Sandoz died on September 19, 2023, at the age of 92.

==Studies==
Sandoz, as Director of the Eric Voegelin Institute for American Renaissance Studies, established in 1987, devoted himself to research, publications, and conferences on political philosophy and constitutionalism.

===Constitutionalism===
After the Velvet Revolution of 1989, Sandoz addressed the Federal Assembly of Czechoslovakia and conducted lectures and a series of conferences on The Federalist Papers, and other aspects of the Anglo-American constitutionalism and liberty and Western political philosophy, for academic and political leaders in Czech Republic, Slovakia, and Poland.

==Awards==
For Sandoz's political science and related educational activities in 1994 he was awarded the
- University Medal and Rector's Certificate by Palacký University of Olomouc, Czech Republic;
- Palacký University of Olomouc in 1995 awarded Sandoz the degree Philosophiae doctorem, Honoris causa.
- First political scientist to be chosen Louisiana State University's Distinguished Research Master and awarded the university's Gold Medal; and "in recognition of high attainments in liberal scholarship,"
- In 1996 was the first alumnus member of LSU's Phi Beta Kappa chapter.
- In November 2002 Sandoz delivered the commencement address and was awarded an honorary degree of Doctor en Ciencias Políticas by the University Francisco Marroquín in Guatemala.

==Lectures==
Sandoz presented a series of lectures on the thought of Voegelin, ethics, and constitutionalism sponsored by the Graduate Program of Ethics of the University of Oslo and the Research Council of Norway in Trondheim in October 1995. He lectured widely in the U. S. and Canada on the contemporary crisis of civic consciousness, foundations of constitutionalism, and modern political philosophy.
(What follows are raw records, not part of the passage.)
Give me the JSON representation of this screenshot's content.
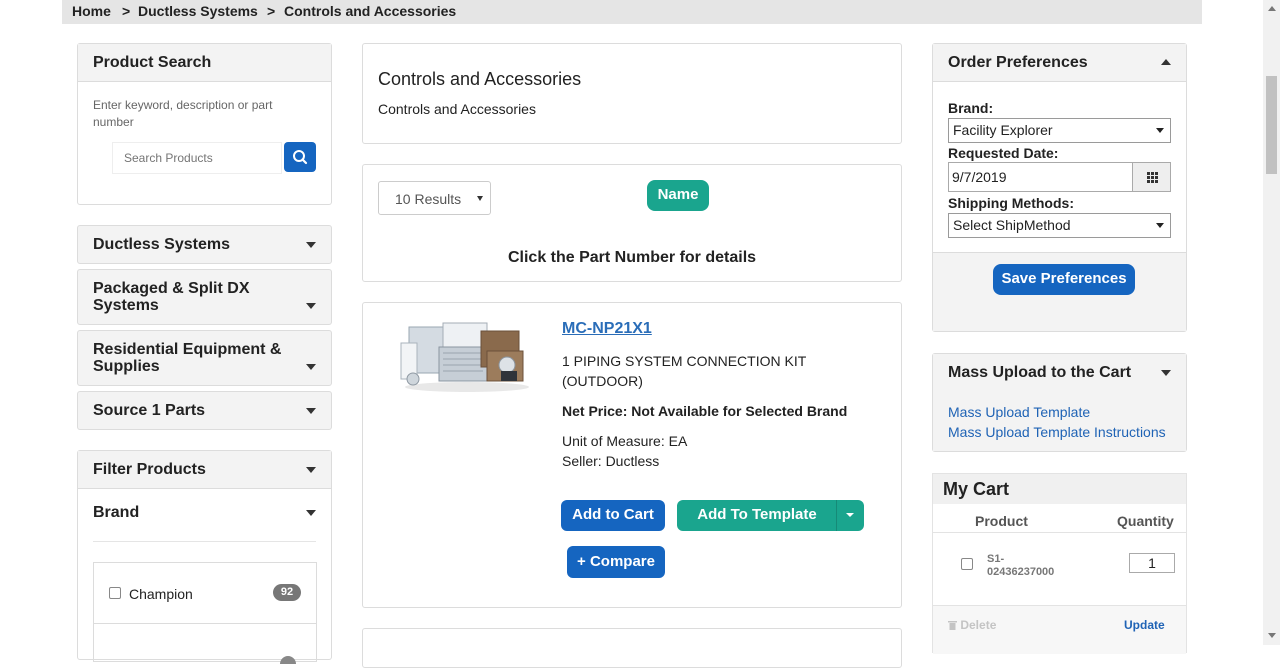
{
  "breadcrumb": {
    "home": "Home",
    "sep1": ">",
    "level1": "Ductless Systems",
    "sep2": ">",
    "level2": "Controls and Accessories"
  },
  "product_search": {
    "title": "Product Search",
    "hint": "Enter keyword, description or part number",
    "placeholder": "Search Products",
    "button_icon": "search-icon"
  },
  "categories": [
    {
      "label": "Ductless Systems"
    },
    {
      "label": "Packaged & Split DX Systems"
    },
    {
      "label": "Residential Equipment & Supplies"
    },
    {
      "label": "Source 1 Parts"
    }
  ],
  "filter": {
    "title": "Filter Products",
    "brand_title": "Brand",
    "items": [
      {
        "label": "Champion",
        "count": "92"
      }
    ]
  },
  "category_header": {
    "title": "Controls and Accessories",
    "description": "Controls and Accessories"
  },
  "results": {
    "select_value": "10 Results",
    "sort_label": "Name",
    "instruction": "Click the Part Number for details"
  },
  "product": {
    "part_number": "MC-NP21X1",
    "description": "1 PIPING SYSTEM CONNECTION KIT (OUTDOOR)",
    "net_price": "Net Price: Not Available for Selected Brand",
    "uom": "Unit of Measure: EA",
    "seller": "Seller: Ductless",
    "add_to_cart": "Add to Cart",
    "add_to_template": "Add To Template",
    "compare": "+ Compare"
  },
  "order_preferences": {
    "title": "Order Preferences",
    "brand_label": "Brand:",
    "brand_value": "Facility Explorer",
    "date_label": "Requested Date:",
    "date_value": "9/7/2019",
    "shipping_label": "Shipping Methods:",
    "shipping_value": "Select ShipMethod",
    "save_button": "Save Preferences"
  },
  "mass_upload": {
    "title": "Mass Upload to the Cart",
    "link1": "Mass Upload Template",
    "link2": "Mass Upload Template Instructions"
  },
  "cart": {
    "title": "My Cart",
    "col_product": "Product",
    "col_quantity": "Quantity",
    "items": [
      {
        "part_line1": "S1-",
        "part_line2": "02436237000",
        "quantity": "1"
      }
    ],
    "delete_label": "Delete",
    "update_label": "Update"
  },
  "colors": {
    "primary": "#1565c0",
    "teal": "#1aa58e",
    "link": "#1f63b5"
  }
}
He delivered the John Witherspoon Lecture titled "Republicanism and Religion: A Conspiracy of Faith and Reason" (Washington, D.C., April 2004); addressed University of Genoa conference on EU constitution-formation (May 2004).

==Works==
- Political sermons of the American founding era, 1730-1805 - Volumes 1 and 2 (1998)
- The Politics of Truth and other Untimely Essays: The Crisis of Civic Consciousness (U. Mo. Press, 1999);
- A Government of Laws: Political Theory, Religion and the American Founding (LSU, pb. 1991; 2nd ed., U. Mo. Press, 2001); Political Sermons of the American Founding Era, 1730 to 1805 (Liberty Press, 1991; 2d ed., 2 vols., 1998)
- Eric Voegelin's Significance for the Modern Mind (LSU, 1991); Published Essays, 1966–1985, vol. 12,
- The Collected Works of Eric Voegelin (LSU, 1991); Published Essays, 1953–1965, ibid. (CW, vol. 11 [2000]); Published Essays, 1940–1952, ibid. (CW, vol. 10 [2000])
- Republicanism, Religion and the Soul of America; and Vol. 34 of Collected Works, Autobiographical Reflections (rev'd edn), Glossary of Terms, Cumulative Index, ed. with introductions by Sandoz (both U. Mo. Press, 2006).
- The Roots of Liberty: Magna Carta, Ancient Constitution, and the Anglo-American Tradition of Rule of Law (Missouri, 1993; 2d ed. Liberty Fund, 2008)
- Political Apocalypse: A Study of Dostoevsky's Grand Inquisitor, 2d ed. rev. (Wilmington, Del.: ISI Books);
- The Voegelinian Revolution: A Biographical Introduction, 2d ed. rev. (New Brunswick, N. J.: Transaction Pubs., Rutgers University);
- Sandoz wrote the introduction to the 2004 a revised edition of Eric Voegelin, Science, Politics and Gnosticism, ed. ( ISI Books).

===Editorial work===
Sandoz was a member of the Editorial Board and serves as General Editor of The Collected Works of Eric Voegelin (LSU, 1989–1999; University of Missouri Press, 1999–2008) 34 vols., and series editor for CW, vols. 19–26, History of Political Ideas.